Firefighting in the euro zone

April 3, 2013

Money markets largely braved Cyprus’s bailout saga last week, but figures showing liquidity conditions are tightening suggest sentiment may not be as resilient the next time around.

Data from CrossBorder Capital, an independent financial firm that specialises in analysing global liquidity flows, shows the euro zone saw its biggest capital outflow in March since late 2011 – around the time the ECB injected liquidity into the financial system.

Financial institutions and governments took a net $175 billion worth of bonds and stocks, on an annualised basis, out of the euro zone in March – the biggest outflow since $201.4 billion in December 2011, according to the data.

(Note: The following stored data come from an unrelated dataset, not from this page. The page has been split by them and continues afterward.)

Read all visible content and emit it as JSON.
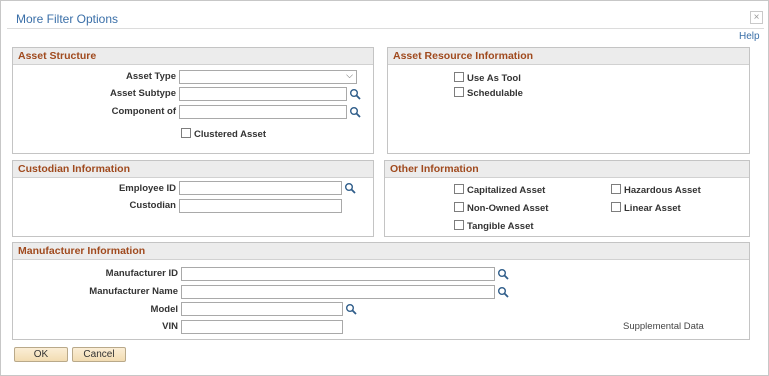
{
  "dialog": {
    "title": "More Filter Options",
    "close_glyph": "×",
    "help": "Help"
  },
  "asset_structure": {
    "header": "Asset Structure",
    "asset_type_label": "Asset Type",
    "asset_type_value": "",
    "asset_subtype_label": "Asset Subtype",
    "asset_subtype_value": "",
    "component_of_label": "Component of",
    "component_of_value": "",
    "clustered_label": "Clustered Asset",
    "clustered_checked": false
  },
  "asset_resource": {
    "header": "Asset Resource Information",
    "use_as_tool_label": "Use As Tool",
    "schedulable_label": "Schedulable"
  },
  "custodian": {
    "header": "Custodian Information",
    "employee_id_label": "Employee ID",
    "employee_id_value": "",
    "custodian_label": "Custodian",
    "custodian_value": ""
  },
  "other": {
    "header": "Other Information",
    "capitalized_label": "Capitalized Asset",
    "hazardous_label": "Hazardous Asset",
    "non_owned_label": "Non-Owned Asset",
    "linear_label": "Linear Asset",
    "tangible_label": "Tangible Asset"
  },
  "manufacturer": {
    "header": "Manufacturer Information",
    "manufacturer_id_label": "Manufacturer ID",
    "manufacturer_id_value": "",
    "manufacturer_name_label": "Manufacturer Name",
    "manufacturer_name_value": "",
    "model_label": "Model",
    "model_value": "",
    "vin_label": "VIN",
    "vin_value": "",
    "supplemental": "Supplemental Data"
  },
  "buttons": {
    "ok": "OK",
    "cancel": "Cancel"
  },
  "colors": {
    "title": "#3a6fa8",
    "section_header_text": "#a04a1e",
    "section_header_bg": "#ececec",
    "button_bg": "#f2dcb2"
  }
}
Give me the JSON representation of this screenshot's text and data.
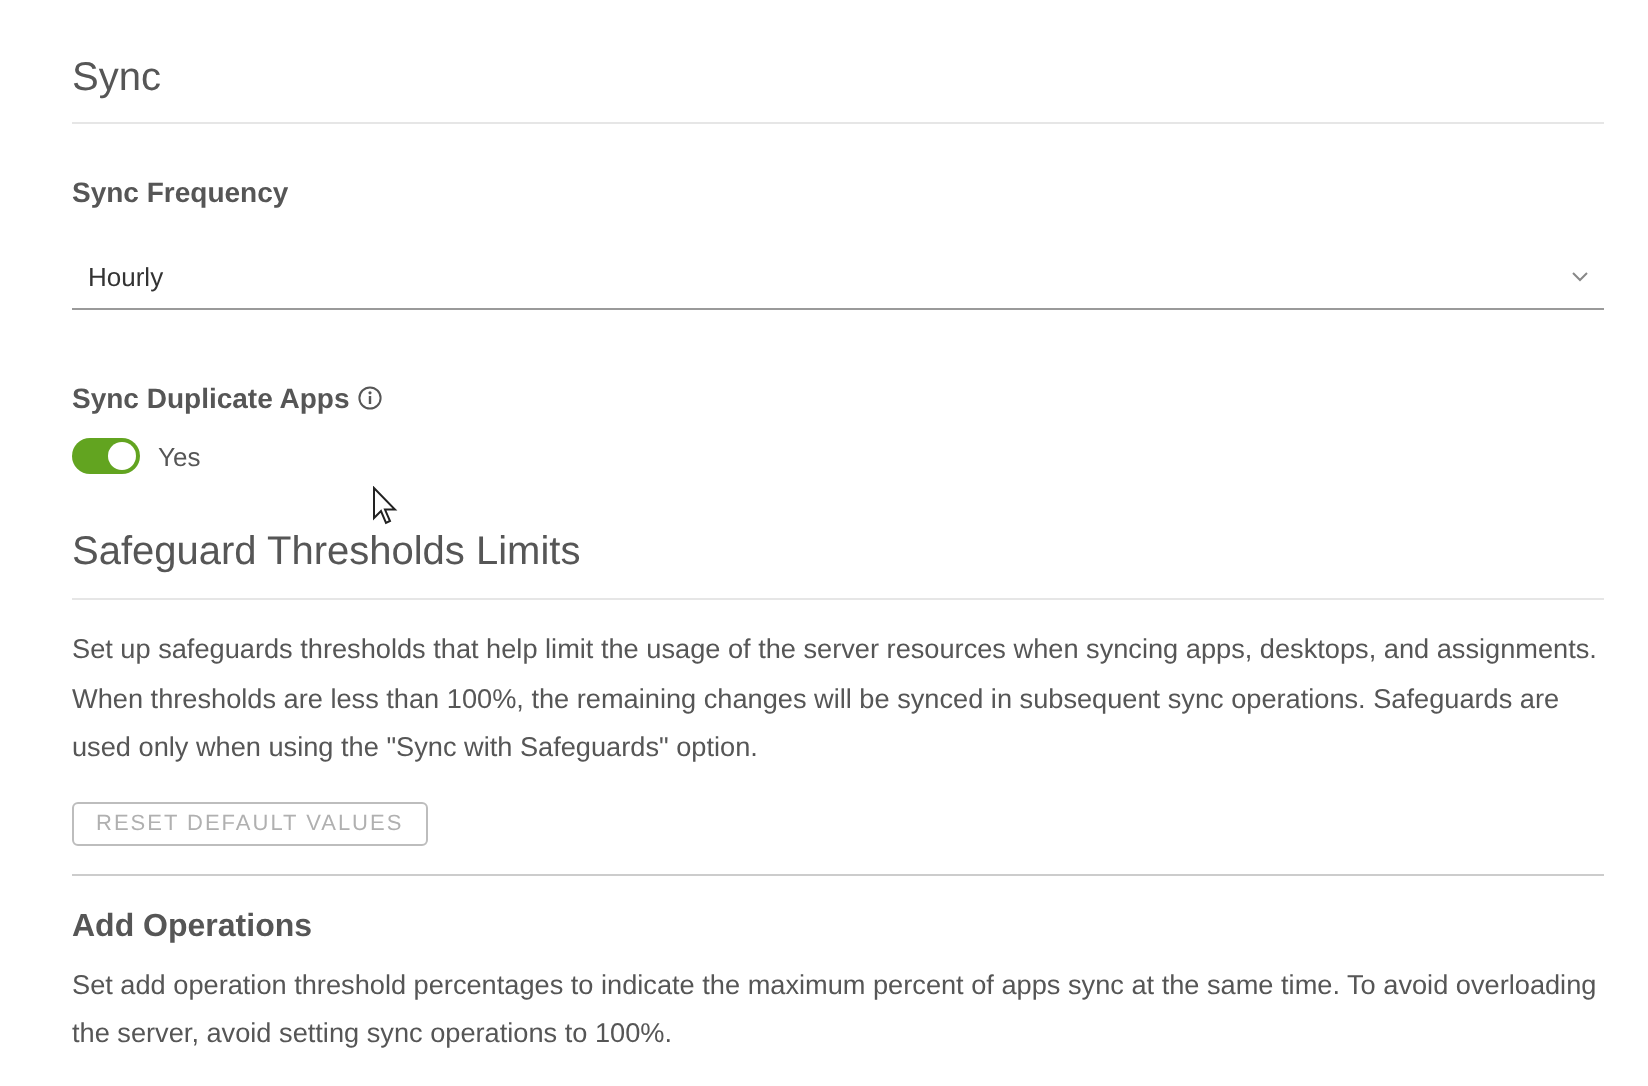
{
  "sync": {
    "title": "Sync",
    "frequency": {
      "label": "Sync Frequency",
      "value": "Hourly"
    },
    "duplicate_apps": {
      "label": "Sync Duplicate Apps",
      "on": true,
      "state_label": "Yes"
    }
  },
  "safeguards": {
    "title": "Safeguard Thresholds Limits",
    "description": "Set up safeguards thresholds that help limit the usage of the server resources when syncing apps, desktops, and assignments. When thresholds are less than 100%, the remaining changes will be synced in subsequent sync operations. Safeguards are used only when using the \"Sync with Safeguards\" option.",
    "reset_button": {
      "label": "RESET DEFAULT VALUES",
      "disabled": true
    }
  },
  "add_operations": {
    "title": "Add Operations",
    "description": "Set add operation threshold percentages to indicate the maximum percent of apps sync at the same time. To avoid overloading the server, avoid setting sync operations to 100%."
  }
}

Capital has been flowing out of the bloc since July 2011, the data showed.

Michael J Howell, CrossBorder Capital’s managing director, said:

Liquidity conditions are deteriorating fast and that’s backed up by the fact that if you look at net financial flows into the euro zone they are basically trending lower. The Cyprus situation clearly hasn’t helped.

He said the trend, along with a reduction in the size of the ECB’s balance sheet as banks repaid ECB crisis loans, was reducing the amount of liquidity in the financial system.

That could lead to a funding problem in the region if and when the next flare-up in the crisis comes, he said:

What you’ve got is a series of negatives which are weighing on the funding situation in the euro zone, which means if there is any slight wobble in the market over the next two or three months, you are going to see an upward spike in (interbank lending) rates.

For Howell, the ECB could step up its game:

The overriding lesson that the Federal Reserve has taught us in the last five years is that central bank balance sheets are critical for funding, they are filling a funding gap because the wholesale money markets have, broadly speaking, fallen away. And the Federal Reserve very quickly and in size came in and effectively took the wholesale money markets in the U.S. and put them on its balance sheet (…)

The ECB had done something similar but are showing an “unusual degree of reluctance to go for it,” he said:

What they have done is they have solved a crisis by pumping in liquidity and then as soon as the crisis is over they have taken the money out again. They are just firefighting.